Hacker News new | ask | show | jobs
by sesm 944 days ago
Summary of the article: use exponential backoff + jitter for retry intervals.

What author didn’t mention: sometimes you want to add jitter to delay the first request too, if the request happens immediately after some event from server (like server waking up). If you don’t do this, you may crash the server, and if your exponential backoff counter is not global you can even put server into cyclic restart.

2 comments

If you can crash the server with an improperly timed request, then you have a much bigger problem than client-side stuff.
I think what they mean is something that would cause client to do something at the same time (could be all sorts, some synchronised crash, aligning timers to clock-time, etc.). If the requests aren't user-driven then yes, you likely would want to include some jitter in the first request too.

Funnily, you'll notice that some of the visualisations have the clients staggering their first request. It's exactly for this reason. I wanted the visualisations to be as deterministic as possible while still feeling somewhat realistic. This staggering was a bit of a compromise.

Not sure what is meant by "if your exponential backoff counter is not global", though. Would love to know more about that.

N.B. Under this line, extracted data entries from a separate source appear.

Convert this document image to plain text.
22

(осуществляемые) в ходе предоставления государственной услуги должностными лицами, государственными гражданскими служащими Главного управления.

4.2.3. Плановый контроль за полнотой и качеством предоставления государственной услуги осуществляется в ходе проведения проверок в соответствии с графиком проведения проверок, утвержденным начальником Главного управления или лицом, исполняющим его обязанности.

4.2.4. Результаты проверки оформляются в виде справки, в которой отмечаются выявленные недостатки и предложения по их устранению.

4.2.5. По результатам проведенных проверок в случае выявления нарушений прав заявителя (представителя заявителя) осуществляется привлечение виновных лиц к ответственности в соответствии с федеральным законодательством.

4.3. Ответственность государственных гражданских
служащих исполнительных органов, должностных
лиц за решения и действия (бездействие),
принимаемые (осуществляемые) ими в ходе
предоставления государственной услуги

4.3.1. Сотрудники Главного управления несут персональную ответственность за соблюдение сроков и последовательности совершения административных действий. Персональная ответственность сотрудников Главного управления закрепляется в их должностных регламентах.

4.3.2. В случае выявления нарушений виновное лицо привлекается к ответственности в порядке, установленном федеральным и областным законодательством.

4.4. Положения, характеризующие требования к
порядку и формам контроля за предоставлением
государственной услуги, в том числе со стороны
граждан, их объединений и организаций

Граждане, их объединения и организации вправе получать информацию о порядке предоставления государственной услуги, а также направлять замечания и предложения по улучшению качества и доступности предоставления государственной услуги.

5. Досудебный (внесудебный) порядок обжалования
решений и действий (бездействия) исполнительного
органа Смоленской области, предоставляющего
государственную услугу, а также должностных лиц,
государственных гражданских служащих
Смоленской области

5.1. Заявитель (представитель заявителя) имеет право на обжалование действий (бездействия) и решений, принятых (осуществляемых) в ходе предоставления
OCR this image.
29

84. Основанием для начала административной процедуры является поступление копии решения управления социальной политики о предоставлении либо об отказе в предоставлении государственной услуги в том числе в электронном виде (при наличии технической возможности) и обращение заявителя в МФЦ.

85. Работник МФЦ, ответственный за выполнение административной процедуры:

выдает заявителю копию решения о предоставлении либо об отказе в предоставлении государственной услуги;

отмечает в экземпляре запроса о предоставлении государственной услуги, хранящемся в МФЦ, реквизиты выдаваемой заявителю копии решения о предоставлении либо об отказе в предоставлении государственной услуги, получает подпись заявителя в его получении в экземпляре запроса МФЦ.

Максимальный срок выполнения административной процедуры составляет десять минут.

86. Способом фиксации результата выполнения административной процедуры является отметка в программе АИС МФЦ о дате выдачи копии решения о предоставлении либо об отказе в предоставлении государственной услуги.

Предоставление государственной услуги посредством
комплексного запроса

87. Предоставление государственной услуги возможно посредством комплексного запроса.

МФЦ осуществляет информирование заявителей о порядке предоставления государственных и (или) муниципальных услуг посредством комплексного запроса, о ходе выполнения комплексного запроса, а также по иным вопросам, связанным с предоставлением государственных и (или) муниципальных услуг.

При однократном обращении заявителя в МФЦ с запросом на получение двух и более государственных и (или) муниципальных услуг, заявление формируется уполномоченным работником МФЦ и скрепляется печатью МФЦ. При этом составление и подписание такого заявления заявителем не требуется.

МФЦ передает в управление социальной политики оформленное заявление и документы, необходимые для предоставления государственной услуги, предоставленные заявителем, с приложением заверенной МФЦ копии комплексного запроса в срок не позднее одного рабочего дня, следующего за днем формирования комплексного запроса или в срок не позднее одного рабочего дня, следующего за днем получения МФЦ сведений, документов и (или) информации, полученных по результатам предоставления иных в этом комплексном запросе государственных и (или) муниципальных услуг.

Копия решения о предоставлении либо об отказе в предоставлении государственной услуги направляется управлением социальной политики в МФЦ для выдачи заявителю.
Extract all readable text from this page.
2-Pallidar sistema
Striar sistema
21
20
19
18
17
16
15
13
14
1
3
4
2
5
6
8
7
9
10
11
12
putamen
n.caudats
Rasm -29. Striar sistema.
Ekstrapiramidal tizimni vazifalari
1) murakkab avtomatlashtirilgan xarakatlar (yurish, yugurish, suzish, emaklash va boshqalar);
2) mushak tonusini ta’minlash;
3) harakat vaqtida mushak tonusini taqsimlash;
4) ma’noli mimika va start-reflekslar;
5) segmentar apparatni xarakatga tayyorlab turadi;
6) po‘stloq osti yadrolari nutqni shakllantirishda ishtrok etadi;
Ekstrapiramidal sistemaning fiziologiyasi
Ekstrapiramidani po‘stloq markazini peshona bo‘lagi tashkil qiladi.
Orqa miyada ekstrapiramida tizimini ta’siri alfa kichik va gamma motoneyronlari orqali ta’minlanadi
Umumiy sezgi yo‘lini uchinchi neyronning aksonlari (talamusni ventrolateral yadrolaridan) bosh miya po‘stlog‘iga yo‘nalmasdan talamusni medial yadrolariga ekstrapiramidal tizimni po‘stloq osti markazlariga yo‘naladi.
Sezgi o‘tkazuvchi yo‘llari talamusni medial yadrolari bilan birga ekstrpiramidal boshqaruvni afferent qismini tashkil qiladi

True, but you can imagine something like a websocket to all clients getting reset and everyone re-connecting, re-authenticating, and getting a new payload.
One example is if a datacenter loses power and then all the hosts get turned on at the same time they can all send requests at the same time and crash a server.
Yes. Worst that should happen is getting a 404 or something. A crash due to requesting a piece of data that has not yet been created is poor design.
Yup, classic Thundering Herd Problem